Communication skills training becomes another method to better care for the vulnerable patient with cancer. Requiring no additional consultation time, empathic skills can be developed that ameliorate distress and depression, with the potential to enhance adherence to recommended medical treatments.13 The time has arrived for comprehensive cancer centers to make communication skills training a mandated component of fellowship training in oncology. Through such means, the whole of the multidisciplinary treatment team can deliver optimal supportive care.
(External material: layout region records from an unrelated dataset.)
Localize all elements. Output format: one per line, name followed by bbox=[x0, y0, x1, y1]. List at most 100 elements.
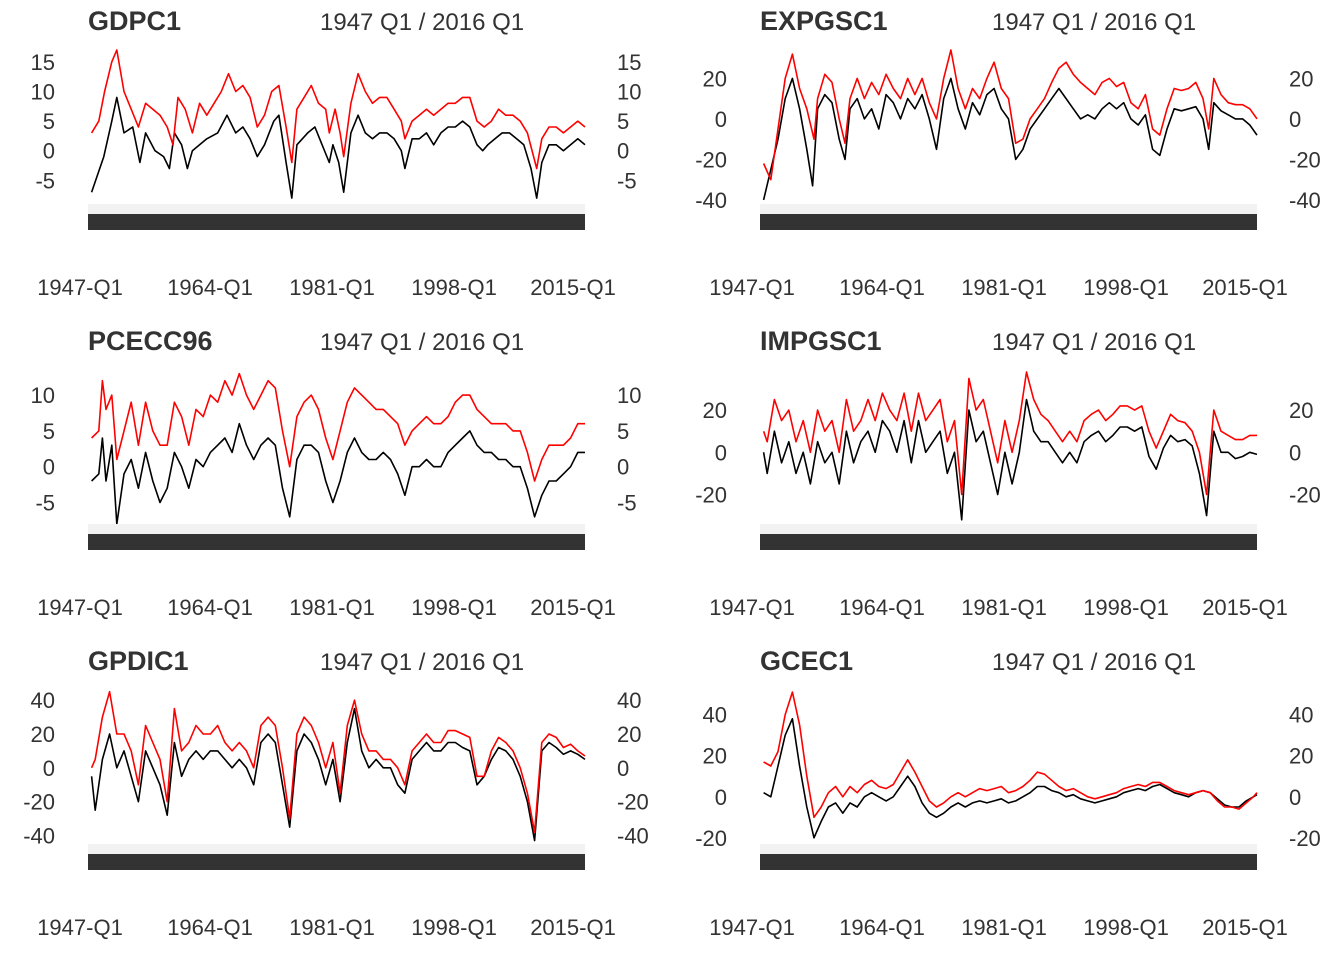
chart-title: GPDIC1 bbox=[88, 646, 189, 676]
chart-panel: GPDIC1 1947 Q1 / 2016 Q1 40 40 20 20 0 0 -20 -20 -… bbox=[23, 646, 649, 940]
y-tick-label-right: -40 bbox=[1289, 188, 1321, 213]
y-tick-label-left: 20 bbox=[31, 722, 55, 747]
y-tick-label-left: -5 bbox=[35, 491, 55, 516]
range-bar-track bbox=[88, 204, 585, 214]
chart-title: EXPGSC1 bbox=[760, 6, 888, 36]
x-tick-label: 1998-Q1 bbox=[1083, 275, 1169, 300]
x-tick-label: 1947-Q1 bbox=[37, 275, 123, 300]
y-tick-label-right: 40 bbox=[1289, 703, 1313, 728]
chart-date-range: 1947 Q1 / 2016 Q1 bbox=[992, 649, 1196, 676]
y-tick-label-right: 15 bbox=[617, 50, 641, 75]
x-tick-label: 1947-Q1 bbox=[709, 275, 795, 300]
x-tick-label: 1947-Q1 bbox=[709, 915, 795, 940]
range-bar-track bbox=[760, 844, 1257, 854]
x-tick-label: 2015-Q1 bbox=[530, 915, 616, 940]
x-tick-label: 1964-Q1 bbox=[167, 275, 253, 300]
y-tick-label-left: 0 bbox=[715, 440, 727, 465]
y-tick-label-left: -5 bbox=[35, 168, 55, 193]
y-tick-label-right: -20 bbox=[1289, 482, 1321, 507]
y-tick-label-left: -20 bbox=[695, 147, 727, 172]
range-selector-bar[interactable] bbox=[760, 214, 1257, 230]
y-tick-label-left: 20 bbox=[703, 744, 727, 769]
y-tick-label-right: -5 bbox=[617, 168, 637, 193]
x-tick-label: 1981-Q1 bbox=[961, 275, 1047, 300]
series-line-red bbox=[91, 372, 585, 482]
y-tick-label-right: -20 bbox=[617, 790, 649, 815]
y-tick-label-left: -20 bbox=[695, 826, 727, 851]
range-selector-bar[interactable] bbox=[88, 214, 585, 230]
y-tick-label-right: 5 bbox=[617, 109, 629, 134]
range-bar-track bbox=[760, 204, 1257, 214]
y-tick-label-right: 10 bbox=[617, 79, 641, 104]
range-bar-track bbox=[88, 844, 585, 854]
chart-title: GDPC1 bbox=[88, 6, 181, 36]
range-selector-bar[interactable] bbox=[88, 534, 585, 550]
x-tick-label: 1998-Q1 bbox=[411, 275, 497, 300]
y-tick-label-right: -20 bbox=[1289, 826, 1321, 851]
chart-panel: EXPGSC1 1947 Q1 / 2016 Q1 20 20 0 0 -20 -20 -40 -… bbox=[695, 6, 1321, 300]
range-selector-bar[interactable] bbox=[88, 854, 585, 870]
series-line-black bbox=[90, 707, 586, 842]
x-tick-label: 1998-Q1 bbox=[411, 595, 497, 620]
y-tick-label-left: 0 bbox=[715, 785, 727, 810]
y-tick-label-left: -40 bbox=[695, 188, 727, 213]
x-tick-label: 1981-Q1 bbox=[961, 595, 1047, 620]
y-tick-label-right: 20 bbox=[1289, 66, 1313, 91]
y-tick-label-right: 40 bbox=[617, 688, 641, 713]
chart-date-range: 1947 Q1 / 2016 Q1 bbox=[320, 329, 524, 356]
x-tick-label: 1947-Q1 bbox=[37, 595, 123, 620]
x-tick-label: 1964-Q1 bbox=[839, 275, 925, 300]
y-tick-label-left: 0 bbox=[43, 139, 55, 164]
x-tick-label: 1981-Q1 bbox=[289, 915, 375, 940]
y-tick-label-left: 0 bbox=[715, 107, 727, 132]
y-tick-label-right: -40 bbox=[617, 824, 649, 849]
y-tick-label-right: 20 bbox=[1289, 744, 1313, 769]
x-tick-label: 1981-Q1 bbox=[289, 595, 375, 620]
x-tick-label: 1964-Q1 bbox=[839, 595, 925, 620]
x-tick-label: 1981-Q1 bbox=[289, 275, 375, 300]
y-tick-label-right: 0 bbox=[1289, 440, 1301, 465]
y-tick-label-left: 40 bbox=[31, 688, 55, 713]
y-tick-label-right: 10 bbox=[617, 383, 641, 408]
chart-panel: GCEC1 1947 Q1 / 2016 Q1 40 40 20 20 0 0 -20 -20 19… bbox=[695, 646, 1321, 940]
series-line-red bbox=[763, 691, 1258, 819]
y-tick-label-left: 10 bbox=[31, 383, 55, 408]
chart-date-range: 1947 Q1 / 2016 Q1 bbox=[992, 9, 1196, 36]
chart-title: GCEC1 bbox=[760, 646, 853, 676]
chart-date-range: 1947 Q1 / 2016 Q1 bbox=[320, 649, 524, 676]
series-line-black bbox=[91, 422, 585, 525]
chart-panel: IMPGSC1 1947 Q1 / 2016 Q1 20 20 0 0 -20 -20 1947… bbox=[695, 326, 1321, 620]
series-line-red bbox=[762, 371, 1257, 496]
chart-title: PCECC96 bbox=[88, 326, 213, 356]
y-tick-label-left: 15 bbox=[31, 50, 55, 75]
y-tick-label-left: -40 bbox=[23, 824, 55, 849]
series-line-red bbox=[762, 49, 1258, 181]
x-tick-label: 1981-Q1 bbox=[961, 915, 1047, 940]
chart-date-range: 1947 Q1 / 2016 Q1 bbox=[320, 9, 524, 36]
series-line-black bbox=[90, 96, 586, 199]
series-line-red bbox=[90, 49, 586, 170]
chart-title: IMPGSC1 bbox=[760, 326, 882, 356]
x-tick-label: 2015-Q1 bbox=[530, 595, 616, 620]
y-tick-label-right: 20 bbox=[617, 722, 641, 747]
y-tick-label-right: 0 bbox=[617, 455, 629, 480]
y-tick-label-right: 20 bbox=[1289, 398, 1313, 423]
y-tick-label-right: 0 bbox=[617, 756, 629, 781]
y-tick-label-left: 40 bbox=[703, 703, 727, 728]
x-tick-label: 1998-Q1 bbox=[1083, 915, 1169, 940]
range-selector-bar[interactable] bbox=[760, 534, 1257, 550]
range-selector-bar[interactable] bbox=[760, 854, 1257, 870]
y-tick-label-left: 0 bbox=[43, 756, 55, 781]
x-tick-label: 1964-Q1 bbox=[167, 915, 253, 940]
y-tick-label-right: 5 bbox=[617, 419, 629, 444]
x-tick-label: 2015-Q1 bbox=[1202, 275, 1288, 300]
y-tick-label-left: 20 bbox=[703, 66, 727, 91]
y-tick-label-left: 10 bbox=[31, 79, 55, 104]
y-tick-label-left: -20 bbox=[23, 790, 55, 815]
x-tick-label: 2015-Q1 bbox=[1202, 595, 1288, 620]
y-tick-label-left: 5 bbox=[43, 109, 55, 134]
chart-panel: PCECC96 1947 Q1 / 2016 Q1 10 10 5 5 0 0 -5 -5 1947… bbox=[31, 326, 642, 620]
x-tick-label: 2015-Q1 bbox=[1202, 915, 1288, 940]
For psycho-oncology and supportive services to be able to address the needs of patients with cancer and their families, adequate staffing levels with psychiatrists, psychologists, and social workers are vital to be able to deliver group, couple, and family therapy services alongside individual care. The development of these programs is a challenge for our times. More training programs are needed, but institutions also need to open up staffing lines for services to be adequately responsive to unmet needs. Aggressive symptom management that includes treatment of depression and anxiety to optimize coping and provide support has recently been shown to extend survival further than conventional chemotherapy in patients with lung cancer.14
At the public health level, media communication about preventive screening for early detection of cancer warrants closer attention to message framing to reach the socially isolated with reduced health literacy. Community outreach through libraries, hairdressing salons, supermarkets, and gas stations are innovative ways to promote cancer screening. Personalized tailoring of health promotion advertisements to minority communities is vital. Legislation that restricts tobacco use in public facilities, limits the sale of paan, gutka, and snus to the young, and ensures health insurance support for human papillomavirus vaccination to both adolescent boys and girls is crucial.
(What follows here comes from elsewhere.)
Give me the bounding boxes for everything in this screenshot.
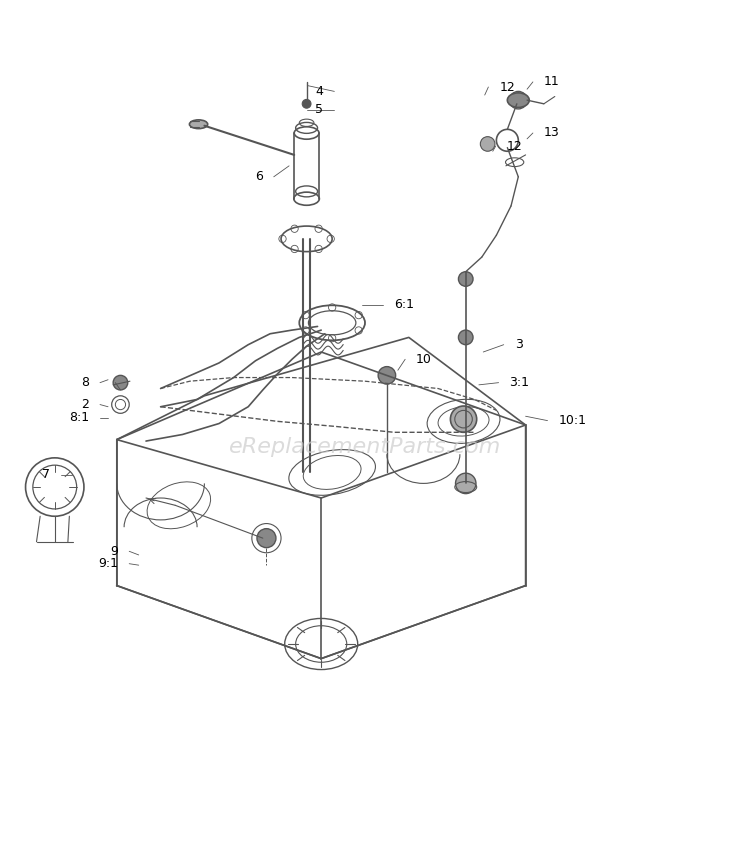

Our humanity is relational at its essence—we are tribal people, drawn into connection with one another to share what is most meaningful and fulfilling in life. Our medicine needs to follow a parallel paradigm: healing care that is both person- and family-centered in its expression. Several factors join together in the sociodemographic of being single—those with potentially fewer social supports, less education, membership within minorities, and limited health literacy—in short, those most in need. Aizer et al1 have reminded us of the power of human attachment in showing the contribution of marital status to survival. They stress why medicine ought not to be governed by money but by humanistic, culturally sensitive, and comprehensive care. Our response must be to develop targeted supportive programs to attend to those most in need—a paradigmatic change in the focus of healing care that truly accompanies the biologic and scientific pursuits of medicine. In the words of that 16th century axiom, “To cure sometimes, to relieve often, to comfort always (Anonymous).”